А он уже протягивал ей букет роз.

— А это… зачем? — приняла она букет и не удержалась, сунула в него нос. Ожидаемо, розы не пахли, ну или совсем слабо. Но ведь и на улице зима.

— Не знаю, зачем, — тоже порядком растерялся он. И вообще, он сегодня был явно не он. Таким Люда его не видела даже тогда, когда еще не знала, кто он. Сильный, волевой и бескомпромиссный мужчина смотрел на нее так, словно боялся того, что она может сказать или сделать.

И тут Люда поняла, что стоит перед ним в одной пижаме. Халат-то она сняла, когда вернулась с кухни, чтоб не мешал завтракать.

— Ой!.. Ну вы проходите, — уже убежала было Люда, унося огромный букет. Потом снова остановилась, повернулась к нему и добавила: — В мою комнату, — и умчалась быстрее ветра, благо, в коридоре было где разогнаться.

Последнее, что успела заметить, была веселая улыбка на этих обычно суровых губах.

Люда уже успела облачиться в халат и рассовать по местам разбросанные в комнате вещи, а Алексея все не было. И куда это он запропастился?

Выглянув в коридор, она стала свидетелем умилительной картины. Алексей стоял в окружении почти всего семейства Марии. Тут была и она сама, и муж ее, и часть детей. А одного Алексей даже трепал по светлым волосам с таким радостным видом, что у Люды неизвестно отчего защемило сердце. Ну и конечно, ее застали за подглядыванием.

— Иди уже, Лешенька, а то мы тут тебя задерживаем, — лукаво проговорила Мария. — А вы, живо домой! — прикрикнула на детей. — Нечего мотаться по коридору!

Когда впустила его в комнату, то снова растерялась, не зная, что можно сказать или сделать.

— Алексей Витальевич?..

Но договорить он ей не дал. Прикрыв дверь в комнату, быстро шагнул ей навстречу и прижал пальцы к ее губам.

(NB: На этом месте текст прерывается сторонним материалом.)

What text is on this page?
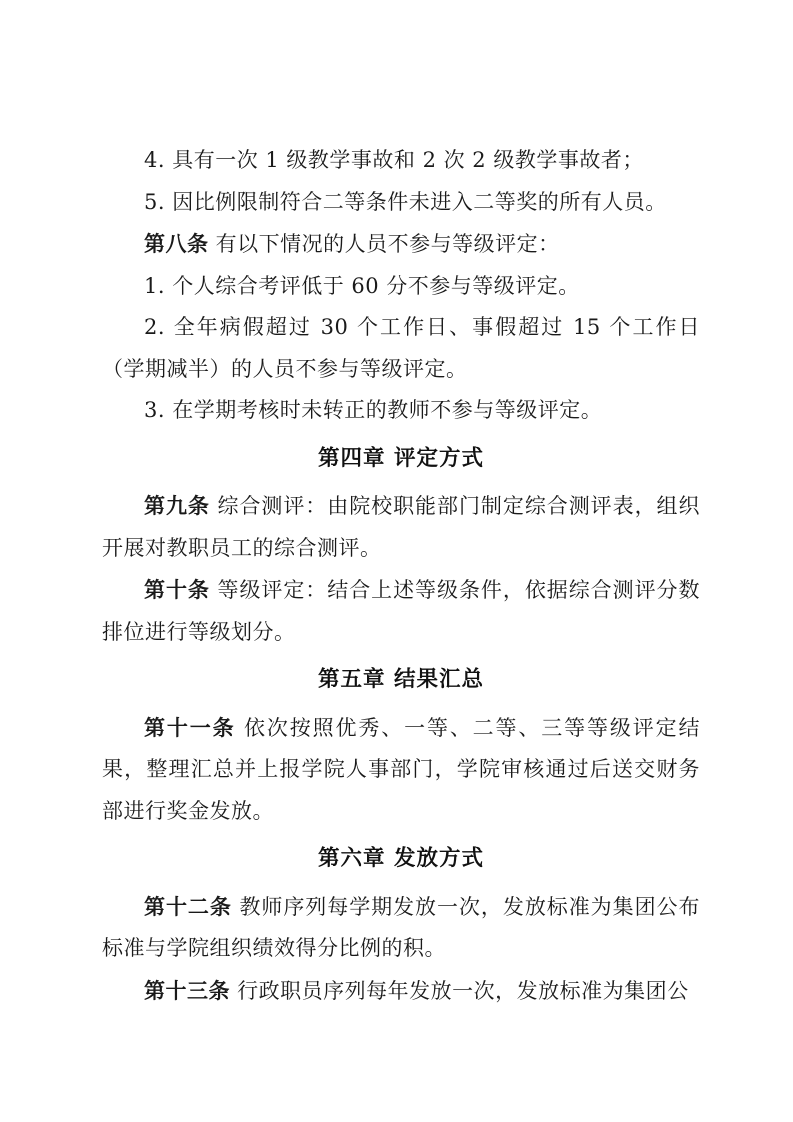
4. 具有一次 1 级教学事故和 2 次 2 级教学事故者；

5. 因比例限制符合二等条件未进入二等奖的所有人员。

第八条 有以下情况的人员不参与等级评定：

1. 个人综合考评低于 60 分不参与等级评定。

2. 全年病假超过 30 个工作日、事假超过 15 个工作日（学期减半）的人员不参与等级评定。

3. 在学期考核时未转正的教师不参与等级评定。

第四章 评定方式

第九条 综合测评：由院校职能部门制定综合测评表，组织开展对教职员工的综合测评。

第十条 等级评定：结合上述等级条件，依据综合测评分数排位进行等级划分。

第五章 结果汇总

第十一条 依次按照优秀、一等、二等、三等等级评定结果，整理汇总并上报学院人事部门，学院审核通过后送交财务部进行奖金发放。

第六章 发放方式

第十二条 教师序列每学期发放一次，发放标准为集团公布标准与学院组织绩效得分比例的积。

第十三条 行政职员序列每年发放一次，发放标准为集团公
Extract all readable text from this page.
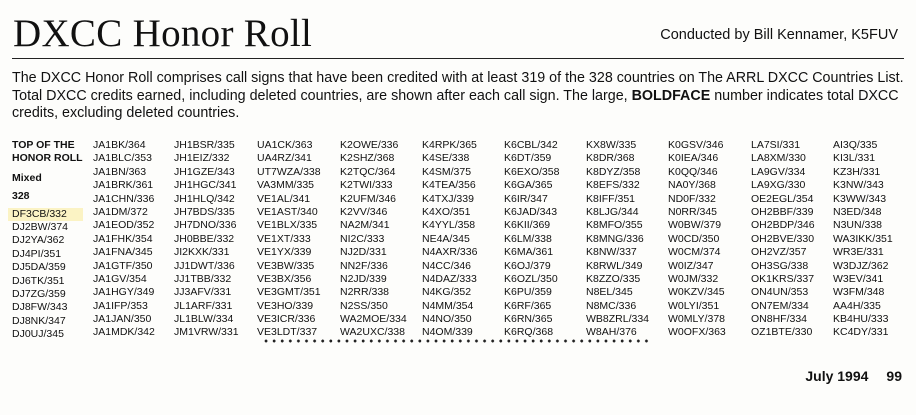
DXCC Honor Roll	Conducted by Bill Kennamer, K5FUV
The DXCC Honor Roll comprises call signs that have been credited with at least 319 of the 328 countries on The ARRL DXCC Countries List. Total DXCC credits earned, including deleted countries, are shown after each call sign. The large, BOLDFACE number indicates total DXCC credits, excluding deleted countries.
TOP OF THE
HONOR ROLL
Mixed
328
DF3CB/332
DJ2BW/374
DJ2YA/362
DJ4PI/351
DJ5DA/359
DJ6TK/351
DJ7ZG/359
DJ8FW/343
DJ8NK/347
DJ0UJ/345
JA1BK/364
JA1BLC/353
JA1BN/363
JA1BRK/361
JA1CHN/336
JA1DM/372
JA1EOD/352
JA1FHK/354
JA1FNA/345
JA1GTF/350
JA1GV/354
JA1HGY/349
JA1IFP/353
JA1JAN/350
JA1MDK/342
JH1BSR/335
JH1EIZ/332
JH1GZE/343
JH1HGC/341
JH1HLQ/342
JH7BDS/335
JH7DNO/336
JH0BBE/332
JI2KXK/331
JJ1DWT/336
JJ1TBB/332
JJ3AFV/331
JL1ARF/331
JL1BLW/334
JM1VRW/331
UA1CK/363
UA4RZ/341
UT7WZA/338
VA3MM/335
VE1AL/341
VE1AST/340
VE1BLX/335
VE1XT/333
VE1YX/339
VE3BW/335
VE3BX/356
VE3GMT/351
VE3HO/339
VE3ICR/336
VE3LDT/337
K2OWE/336
K2SHZ/368
K2TQC/364
K2TWI/333
K2UFM/346
K2VV/346
NA2M/341
NI2C/333
NJ2D/331
NN2F/336
N2JD/339
N2RR/338
N2SS/350
WA2MOE/334
WA2UXC/338
K4RPK/365
K4SE/338
K4SM/375
K4TEA/356
K4TXJ/339
K4XO/351
K4YYL/358
NE4A/345
N4AXR/336
N4CC/346
N4DAZ/333
N4KG/352
N4MM/354
N4NO/350
N4OM/339
K6CBL/342
K6DT/359
K6EXO/358
K6GA/365
K6IR/347
K6JAD/343
K6KII/369
K6LM/338
K6MA/361
K6OJ/379
K6OZL/350
K6PU/359
K6RF/365
K6RN/365
K6RQ/368
KX8W/335
K8DR/368
K8DYZ/358
K8EFS/332
K8IFF/351
K8LJG/344
K8MFO/355
K8MNG/336
K8NW/337
K8RWL/349
K8ZZO/335
N8EL/345
N8MC/336
WB8ZRL/334
W8AH/376
K0GSV/346
K0IEA/346
K0QQ/346
NA0Y/368
ND0F/332
N0RR/345
W0BW/379
W0CD/350
W0CM/374
W0IZ/347
W0JM/332
W0KZV/345
W0LYI/351
W0MLY/378
W0OFX/363
LA7SI/331
LA8XM/330
LA9GV/334
LA9XG/330
OE2EGL/354
OH2BBF/339
OH2BDP/346
OH2BVE/330
OH2VZ/357
OH3SG/338
OK1KRS/337
ON4UN/353
ON7EM/334
ON8HF/334
OZ1BTE/330
AI3Q/335
KI3L/331
KZ3H/331
K3NW/343
K3WW/343
N3ED/348
N3UN/338
WA3IKK/351
WR3E/331
W3DJZ/362
W3EV/341
W3FM/348
AA4H/335
KB4HU/333
KC4DY/331
July 1994 99
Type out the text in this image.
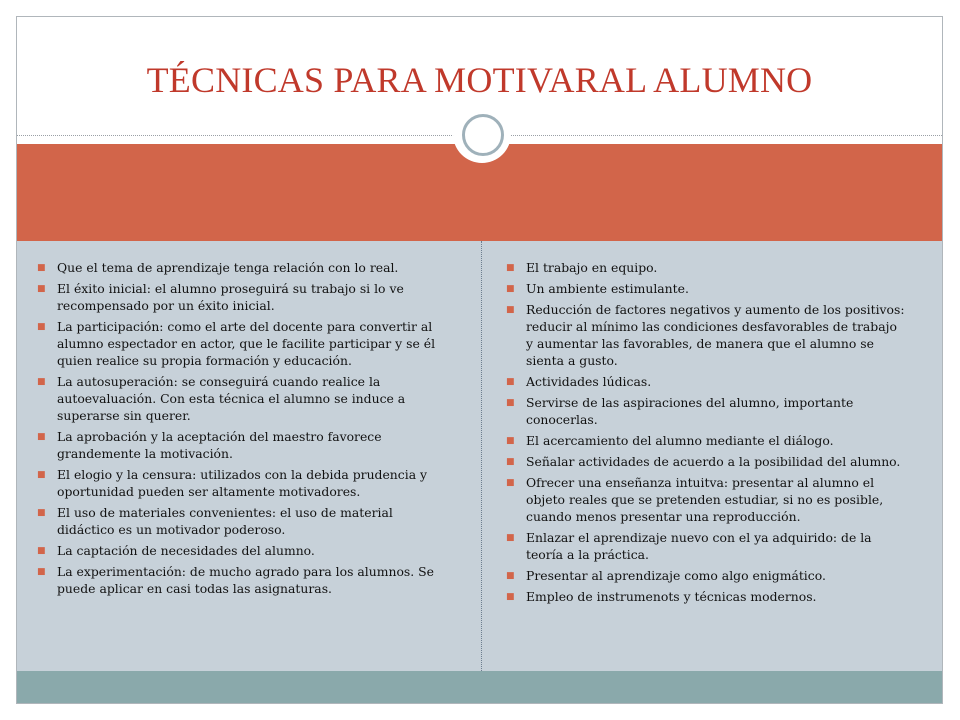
TÉCNICAS PARA MOTIVARAL ALUMNO
■ Que el tema de aprendizaje tenga relación con lo real.
■ El éxito inicial: el alumno proseguirá su trabajo si lo ve recompensado por un éxito inicial.
■ La participación: como el arte del docente para convertir al alumno espectador en actor, que le facilite participar y se él quien realice su propia formación y educación.
■ La autosuperación: se conseguirá cuando realice la autoevaluación. Con esta técnica el alumno se induce a superarse sin querer.
■ La aprobación y la aceptación del maestro favorece grandemente la motivación.
■ El elogio y la censura: utilizados con la debida prudencia y oportunidad pueden ser altamente motivadores.
■ El uso de materiales convenientes: el uso de material didáctico es un motivador poderoso.
■ La captación de necesidades del alumno.
■ La experimentación: de mucho agrado para los alumnos. Se puede aplicar en casi todas las asignaturas.
■ El trabajo en equipo.
■ Un ambiente estimulante.
■ Reducción de factores negativos y aumento de los positivos: reducir al mínimo las condiciones desfavorables de trabajo y aumentar las favorables, de manera que el alumno se sienta a gusto.
■ Actividades lúdicas.
■ Servirse de las aspiraciones del alumno, importante conocerlas.
■ El acercamiento del alumno mediante el diálogo.
■ Señalar actividades de acuerdo a la posibilidad del alumno.
■ Ofrecer una enseñanza intuitva: presentar al alumno el objeto reales que se pretenden estudiar, si no es posible, cuando menos presentar una reproducción.
■ Enlazar el aprendizaje nuevo con el ya adquirido: de la teoría a la práctica.
■ Presentar al aprendizaje como algo enigmático.
■ Empleo de instrumenots y técnicas modernos.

— Люда, перестань уже так называть меня, — тихо попросил, заглядывая ей в глаза. А она и сама не могла отвести взгляда от его лица. И даже пальцы его казались такими теплыми и мягкими, так нежно они прижимались к ее губам. А внутри Люды творилось что-то неописуемое словами. И такое сильное, что ноги подкашивались в прямом смысле слова. А руки сами поднялись и легли ему на плечи. — Я больше не твой начальник. Я… Прости меня! — судорожно проговорил и накрыл ее губы своими.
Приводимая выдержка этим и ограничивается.